Kopernik (Copernicus) proposes again a heliocentric model; however, the accuracy of his model at predicing the position of Mars is half as good as Ptolemy's model is.
Galileo shows himselt to be a 'bad' scientist when he embraces the less accurate Copernican model.
Kepler introduces his heliocentric model in which 1) the planets orbit the sun in elliptical orbits with the sun at one focus; 2) a line connecting the sun to a given planet sweeps out the same area at any point in the orbit in any given time period (which we will eventually recognizze as a statement of the conservation of angular momentum), 3) the period of the planet's orbit and the mean radius are related through:
R³/T^₂ = C,
where C is a constant associated with the object around which the planet is orbiting. C has a different value for each central object. For the special case of objects orbiting our sun, we can make the math easy by putting R in astronomical units (1 AUu is the average distance frorm the sun to the earth) and the period T in earth years, so that the constant C is equal to 1.
Since Kepler's model is five times more accurate at predicting the position of Mars than the Ptolemaic model, it is 'good' science. Unfortunately, it does not explain why the planets move in such a manner.
Newton wonders if the force causing apples to fall from trees is the same force that keeps the moon moving in orbit( namely gravity). He postulates that the gavitational force acting on a planet is proportional to the mass of the planet and inversely proportional to the square of the distance between the sun and the planet; such a behaviour turns out to be consistent with Kepler's laws.

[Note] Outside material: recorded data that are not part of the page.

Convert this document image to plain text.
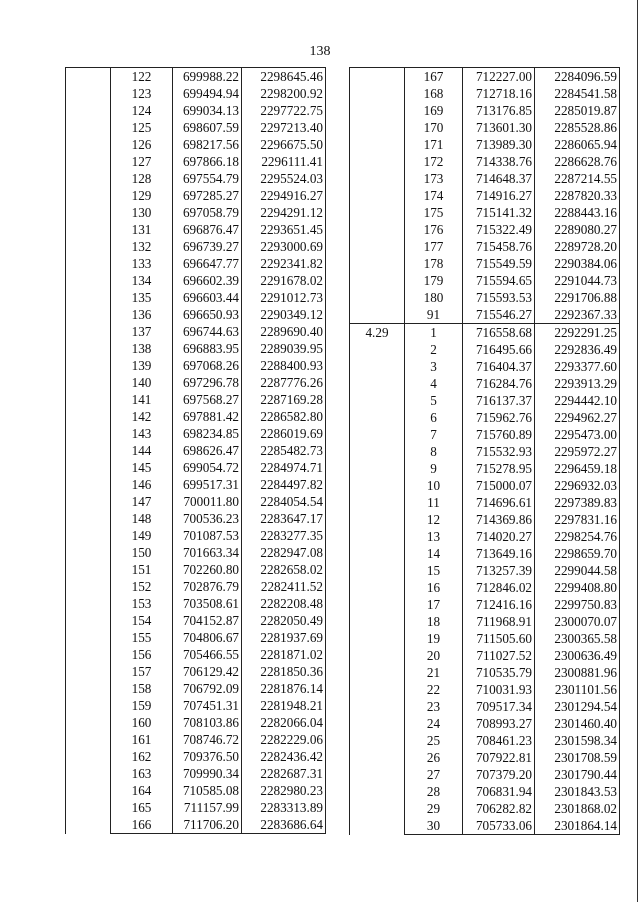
138
	122	699988.22	2298645.46
	123	699494.94	2298200.92
	124	699034.13	2297722.75
	125	698607.59	2297213.40
	126	698217.56	2296675.50
	127	697866.18	2296111.41
	128	697554.79	2295524.03
	129	697285.27	2294916.27
	130	697058.79	2294291.12
	131	696876.47	2293651.45
	132	696739.27	2293000.69
	133	696647.77	2292341.82
	134	696602.39	2291678.02
	135	696603.44	2291012.73
	136	696650.93	2290349.12
	137	696744.63	2289690.40
	138	696883.95	2289039.95
	139	697068.26	2288400.93
	140	697296.78	2287776.26
	141	697568.27	2287169.28
	142	697881.42	2286582.80
	143	698234.85	2286019.69
	144	698626.47	2285482.73
	145	699054.72	2284974.71
	146	699517.31	2284497.82
	147	700011.80	2284054.54
	148	700536.23	2283647.17
	149	701087.53	2283277.35
	150	701663.34	2282947.08
	151	702260.80	2282658.02
	152	702876.79	2282411.52
	153	703508.61	2282208.48
	154	704152.87	2282050.49
	155	704806.67	2281937.69
	156	705466.55	2281871.02
	157	706129.42	2281850.36
	158	706792.09	2281876.14
	159	707451.31	2281948.21
	160	708103.86	2282066.04
	161	708746.72	2282229.06
	162	709376.50	2282436.42
	163	709990.34	2282687.31
	164	710585.08	2282980.23
	165	711157.99	2283313.89
	166	711706.20	2283686.64
	167	712227.00	2284096.59
	168	712718.16	2284541.58
	169	713176.85	2285019.87
	170	713601.30	2285528.86
	171	713989.30	2286065.94
	172	714338.76	2286628.76
	173	714648.37	2287214.55
	174	714916.27	2287820.33
	175	715141.32	2288443.16
	176	715322.49	2289080.27
	177	715458.76	2289728.20
	178	715549.59	2290384.06
	179	715594.65	2291044.73
	180	715593.53	2291706.88
	91	715546.27	2292367.33
4.29	1	716558.68	2292291.25
	2	716495.66	2292836.49
	3	716404.37	2293377.60
	4	716284.76	2293913.29
	5	716137.37	2294442.10
	6	715962.76	2294962.27
	7	715760.89	2295473.00
	8	715532.93	2295972.27
	9	715278.95	2296459.18
	10	715000.07	2296932.03
	11	714696.61	2297389.83
	12	714369.86	2297831.16
	13	714020.27	2298254.76
	14	713649.16	2298659.70
	15	713257.39	2299044.58
	16	712846.02	2299408.80
	17	712416.16	2299750.83
	18	711968.91	2300070.07
	19	711505.60	2300365.58
	20	711027.52	2300636.49
	21	710535.79	2300881.96
	22	710031.93	2301101.56
	23	709517.34	2301294.54
	24	708993.27	2301460.40
	25	708461.23	2301598.34
	26	707922.81	2301708.59
	27	707379.20	2301790.44
	28	706831.94	2301843.53
	29	706282.82	2301868.02
	30	705733.06	2301864.14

Newton's also guesses that the force is proportional to the mass of the sun. In more general terms, the force that each of two masses exerts on the other is given by the formula:
F_g = GM₁M₂/r².
Attempts were made to determine the proportionality constant G, based on the attraction between the earth and objects near its surface, but the mass of the earth must also be known; this mass can be estimated by assuming an average density based on the density of rocks and the volume of the earth, which has been known since antiquity. An accurate measurement of G was accomplished by Cavendish; looking at the attraction between metal balls; this then led to an accurate value for the mass of the earth.

Nothing like compressing two thousand years of science into a coule of paragraphs.

Examples:

Given that the average radius of the orbit of Jupiter is about 5 AU, find the period of Jupiter's orbit.
Since the sun is the central object, we can use the special case relationship:
R_J³/T_J² = 1
T_J² = R_J³ = 5³ = 125
T_J = [125]^1/2 = 11.2 earth years

Consider a satellite that is in geostationary orbit (it stays above the same spot on earth as the earth rotates, so its orbital period is about 24 hours or 1 day). How high up is such a satellite?
We can't use R_J³/T_J² = 1, because the earth is the central object here, not the sun. However, we can compare the motion of this satellite to another earth satellite we know something about, namely the moon.
R_S³/T_S² = C_earth = R_moon³/T_moon²The period of the moon's orbit is about 28 days, and the moon is about 400,000 km away from the earth's center. So,
R_S= [T_S²R_moon³/T_moon²]^1/3= [1²(400000³)/28²]^1/3= 43,375 km.
Now, that's from the center of the earth, so to find the altitude, subtract off the radius of the earth: 43,375 - 6400 = 36,975 km above the earth's surface. Be careful what the question asks.

Now, let's take a look at Newton's law. We know from previous discussion that the force that the earth's gravity exerts on an object of mass m near the earth's surface is given by gm. From our new discussion, the force of gravity will be GM_earthm/R_E². If these laws are to be compatible, then,
GM_earth/R_E² = g
6.67x10^-11*6x10²⁴/[6.4x10⁶]² = 9.77 N/kg (pretty close!)